LA FEMME VINDICATIVE

Article publié dans la Lettre n° 224


LA FEMME VINDICATIVE de Carlo Goldoni. Mise en scène Frédéric Tokarz avec Cendrine Orcier, Jean-Michel Cannone, Patrick Mille, Frédéric Tokarz, Fabien Orcier, Frédérique Farina, Julia Maraval, Franck Bussi.
Corallina est une maîtresse femme. Bien que servante, elle régente Otavio, son maître ombrageux et toute la maisonnée. Corallina veut sortir de sa condition. Pour une femme au XVIIIe siècle, il n’y a pas mille solutions: le mariage ou le couvent. La coquine a jeté son dévolu sur le chevalier Florindo qu’elle presse de ses assiduités. En volant son maître, elle s’est constitué une dot séduisante. La sympathie de Florindo est une ruse pour approcher la tendre Rosaura, la fille d’Otavio. Le chevalier n’a aucune psychologie féminine, il joue un jeu dangereux. On ne trompe pas impunément une femme amoureuse car, éconduite, elle se meut en une ennemie implacable. Corallina déploie une panoplie de ruses et de perfidies pour se venger et arriver à ses fins. En premier lieu, se débarrasser d’une rivale envahissante. Il ne lui faut que quelques mots et une oeillade pour décider Otavio de marier sa fille à Lelio, un prétendant ombrageux, qui transformerait n’importe quelle Messaline en nonne.

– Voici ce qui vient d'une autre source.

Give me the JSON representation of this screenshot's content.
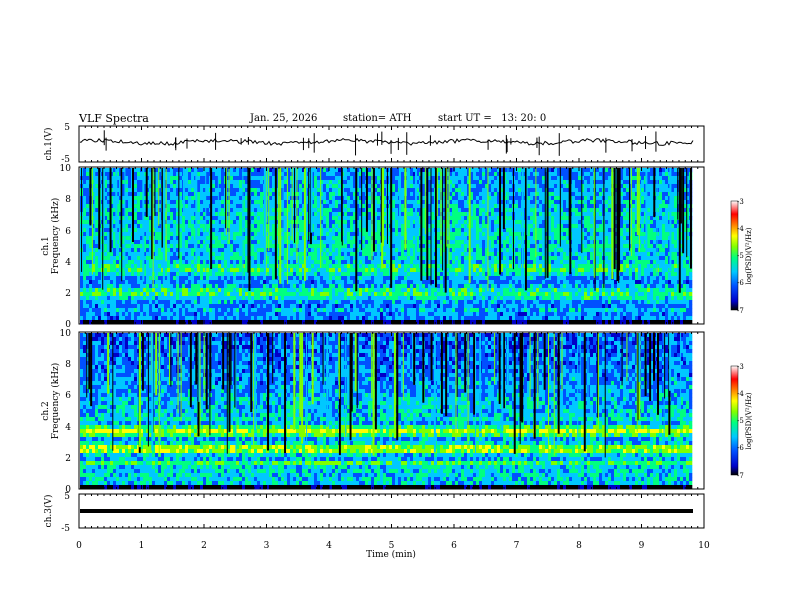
{
  "header": {
    "title": "VLF Spectra",
    "date": "Jan. 25, 2026",
    "station": "station= ATH",
    "start": "start UT =   13: 20: 0"
  },
  "chart_data": [
    {
      "type": "line",
      "panel": "ch1-waveform",
      "ylabel": "ch.1(V)",
      "ylim": [
        -5,
        5
      ],
      "yticks": [
        "5",
        "-5"
      ],
      "xlim": [
        0,
        10
      ],
      "note_values": "waveform centered near 0 V with small fluctuations and occasional spikes"
    },
    {
      "type": "heatmap",
      "panel": "ch1-spectrogram",
      "ylabel": "ch.1\nFrequency (kHz)",
      "ylabel_lines": [
        "ch.1",
        "Frequency (kHz)"
      ],
      "ylim": [
        0,
        10
      ],
      "yticks": [
        "10",
        "8",
        "6",
        "4",
        "2",
        "0"
      ],
      "xlim": [
        0,
        10
      ],
      "colorbar": {
        "label": "log(PSD)(V²/Hz)",
        "ticks": [
          "-3",
          "-4",
          "-5",
          "-6",
          "-7"
        ],
        "range": [
          -7,
          -3
        ]
      }
    },
    {
      "type": "heatmap",
      "panel": "ch2-spectrogram",
      "ylabel_lines": [
        "ch.2",
        "Frequency (kHz)"
      ],
      "ylim": [
        0,
        10
      ],
      "yticks": [
        "10",
        "8",
        "6",
        "4",
        "2",
        "0"
      ],
      "xlim": [
        0,
        10
      ],
      "colorbar": {
        "label": "log(PSD)(V²/Hz)",
        "ticks": [
          "-3",
          "-4",
          "-5",
          "-6",
          "-7"
        ],
        "range": [
          -7,
          -3
        ]
      }
    },
    {
      "type": "line",
      "panel": "ch3-waveform",
      "ylabel": "ch.3(V)",
      "ylim": [
        -5,
        5
      ],
      "yticks": [
        "5",
        "-5"
      ],
      "xlim": [
        0,
        10
      ],
      "x_tick_labels": [
        "0",
        "1",
        "2",
        "3",
        "4",
        "5",
        "6",
        "7",
        "8",
        "9",
        "10"
      ],
      "xlabel": "Time (min)",
      "note_values": "flat thick line near -2 V"
    }
  ],
  "colors": {
    "bg": "#ffffff",
    "axis": "#000000",
    "cmap": [
      "#000000",
      "#0000c8",
      "#0050ff",
      "#00c8ff",
      "#00ff80",
      "#80ff00",
      "#ffff00",
      "#ff8000",
      "#ff0000",
      "#ffffff"
    ]
  }
}
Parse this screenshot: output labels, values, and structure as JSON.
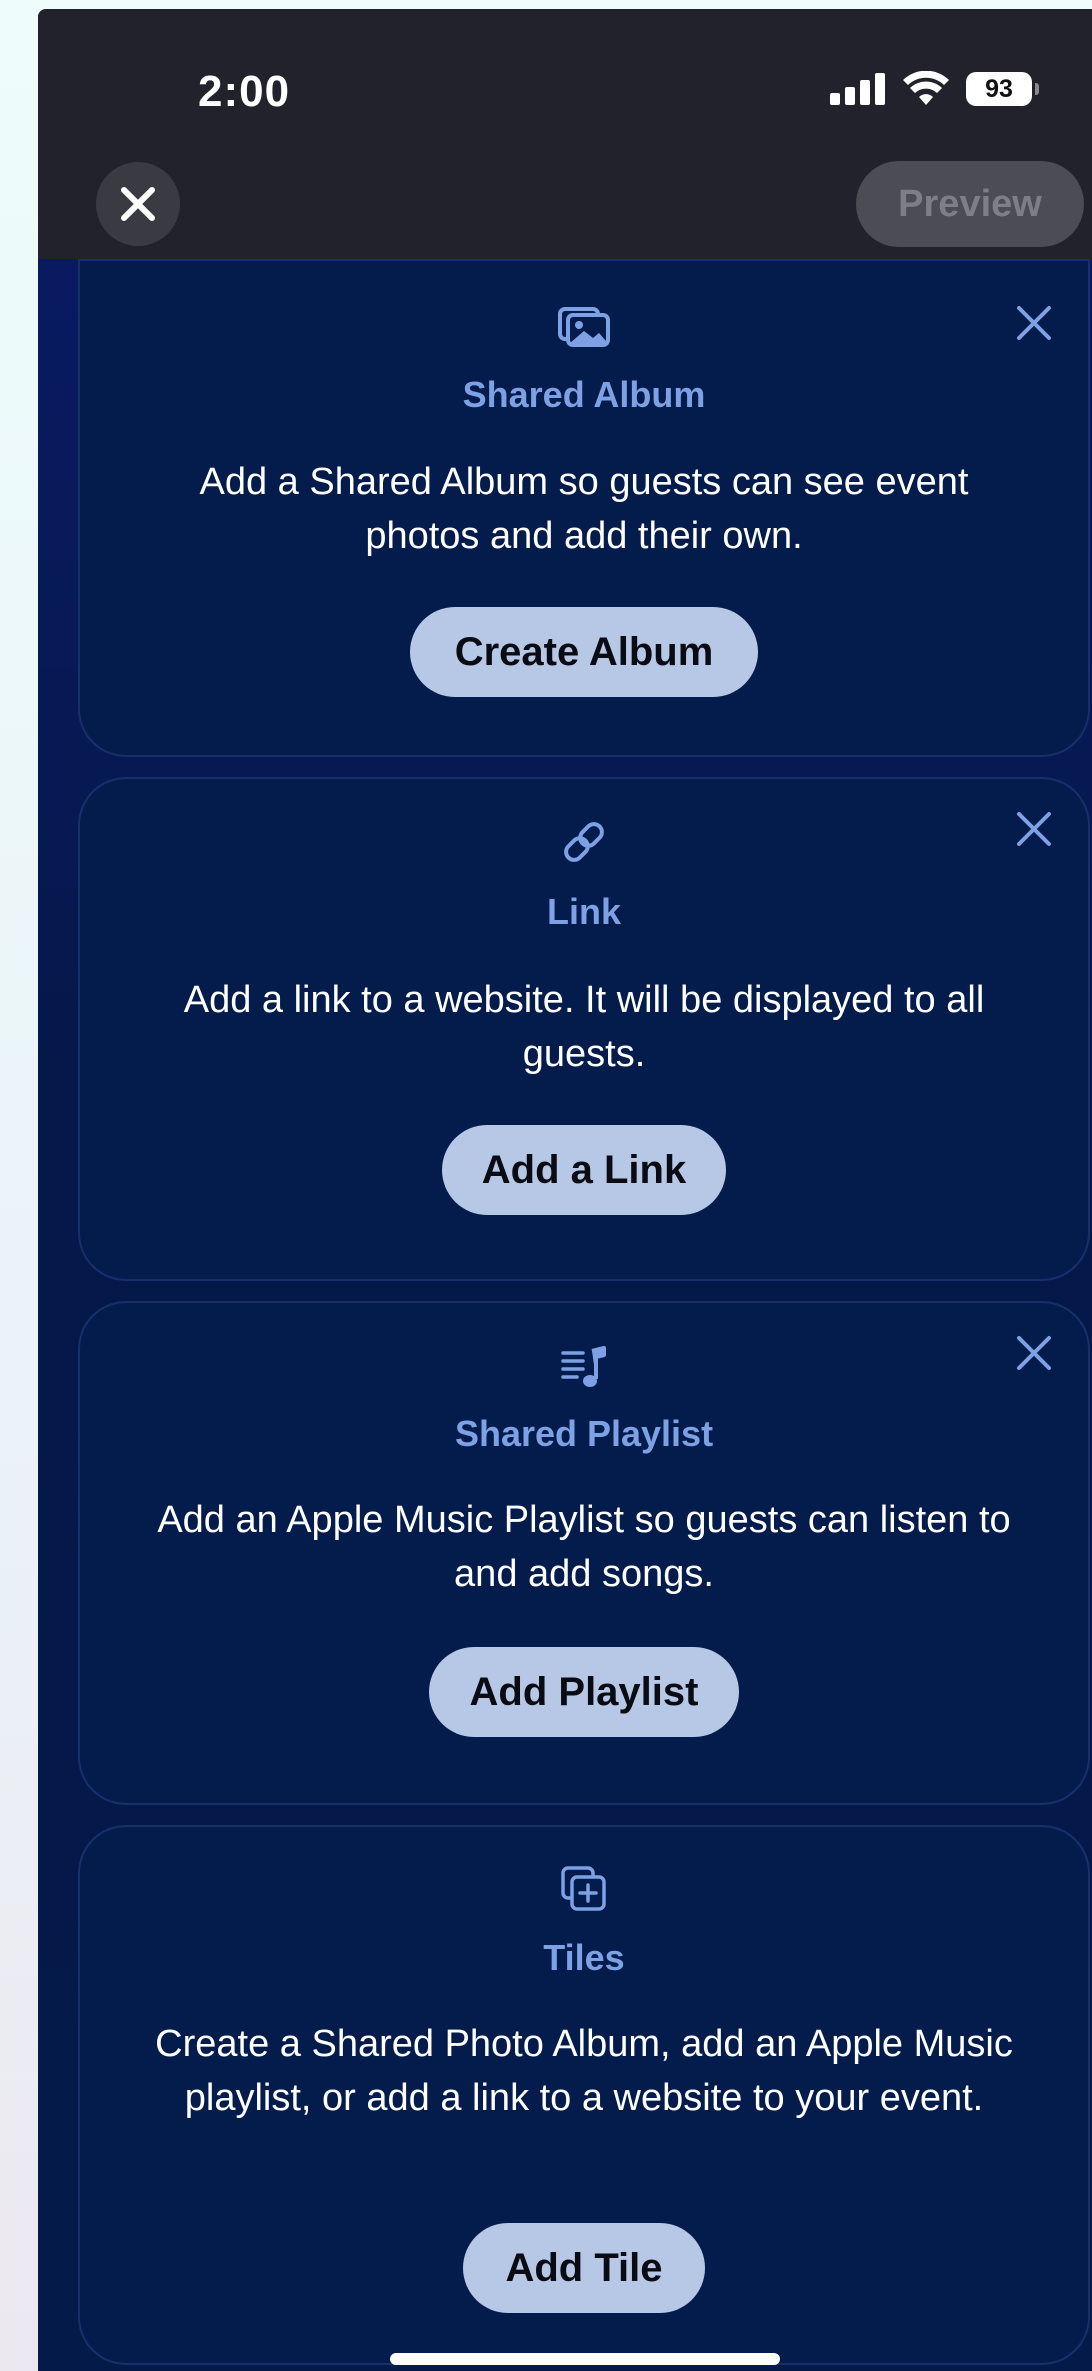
{
  "status_bar": {
    "time": "2:00",
    "battery": "93"
  },
  "nav": {
    "close_icon": "close-icon",
    "preview_label": "Preview"
  },
  "cards": [
    {
      "icon": "photo-stack-icon",
      "title": "Shared Album",
      "description": "Add a Shared Album so guests can see event photos and add their own.",
      "button": "Create Album",
      "dismissible": true
    },
    {
      "icon": "link-icon",
      "title": "Link",
      "description": "Add a link to a website. It will be displayed to all guests.",
      "button": "Add a Link",
      "dismissible": true
    },
    {
      "icon": "music-list-icon",
      "title": "Shared Playlist",
      "description": "Add an Apple Music Playlist so guests can listen to and add songs.",
      "button": "Add Playlist",
      "dismissible": true
    },
    {
      "icon": "plus-square-stack-icon",
      "title": "Tiles",
      "description": "Create a Shared Photo Album, add an Apple Music playlist, or add a link to a website to your event.",
      "button": "Add Tile",
      "dismissible": false
    }
  ],
  "colors": {
    "accent": "#7da1e4",
    "card_bg": "#041c4c",
    "button_bg": "#b6c8e6",
    "topbar_bg": "#22222c"
  }
}
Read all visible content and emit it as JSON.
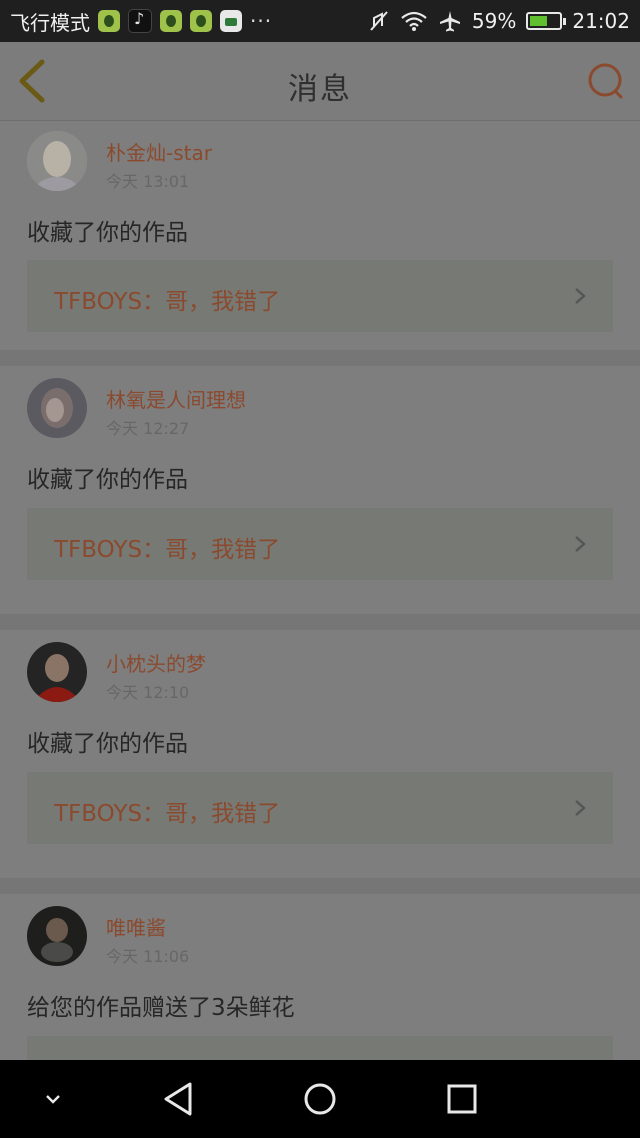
{
  "status_bar": {
    "mode_label": "飞行模式",
    "overflow": "···",
    "battery_percent": "59%",
    "battery_level": 0.59,
    "time": "21:02"
  },
  "header": {
    "title": "消息"
  },
  "messages": [
    {
      "name": "朴金灿-star",
      "time": "今天 13:01",
      "action": "收藏了你的作品",
      "work_title": "TFBOYS：哥，我错了"
    },
    {
      "name": "林氧是人间理想",
      "time": "今天 12:27",
      "action": "收藏了你的作品",
      "work_title": "TFBOYS：哥，我错了"
    },
    {
      "name": "小枕头的梦",
      "time": "今天 12:10",
      "action": "收藏了你的作品",
      "work_title": "TFBOYS：哥，我错了"
    },
    {
      "name": "唯唯酱",
      "time": "今天 11:06",
      "action": "给您的作品赠送了3朵鲜花",
      "work_title": ""
    }
  ],
  "colors": {
    "accent": "#8b4a2e",
    "overlay_bg": "#7e7e7e",
    "battery_green": "#5fbf2f"
  },
  "icons": {
    "back": "chevron-left-icon",
    "search": "search-icon",
    "nav_down": "chevron-down-icon",
    "nav_back": "triangle-back-icon",
    "nav_home": "circle-home-icon",
    "nav_recents": "square-recents-icon"
  }
}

Mais Cupidon en décide autrement.
Carlo Goldoni est un auteur dont on ne se lasse jamais de découvrir et redécouvrir les oeuvres. Cette femme vindicative est une rareté sur les scènes françaises. Goldoni ose prendre pour héroïne une femme sans scrupules, une aventurière à l’intelligence aiguisée comme un stylet, prête à tout. On est frappé par ce personnage féminin rare dans le théâtre, Coralline est une manipulatrice, noire dans ses desseins, mais tout compte fait tendre dans ses aspirations. Goldoni jette ses personnages dans une suite de péripéties et d’imbroglios de salon, admirablement orchestré par Frédéric Tokarz. Ce jeune metteur en scène entraîne sa troupe dans un rythme alerte, la rapidité des enchaînements accentue la vivacité des personnages. Chaque rôle est admirablement interprété. De Jean-Michel Cannone, qui prête sa voix de stentor à Ottavio, à la délicieuse Julia Maraval, la tendre Rosaura, à Fabien Orcier, Arlequin sorti tout droit de Venise, à Frédérique Farina, Béatrice, la cousine avisée, ils sont tous manipulés par la tornade pétillante en jupon, interprétée par Cendrine Orcier. Elle a la verve autoritaire d’une Rosy Varte, la duplicité intelligente d’une Catherine Hiegel et surtout un talent bien personnel. Il n’y a pas de tête d’affiche dans ce spectacle mais tous les comédiens sont excellents et la mise en scène tourbillonnante nous offre une soirée bien joyeuse même si parfois le rire grince. Théâtre Antoine 10e. Jusqu’au 15 mars 2004.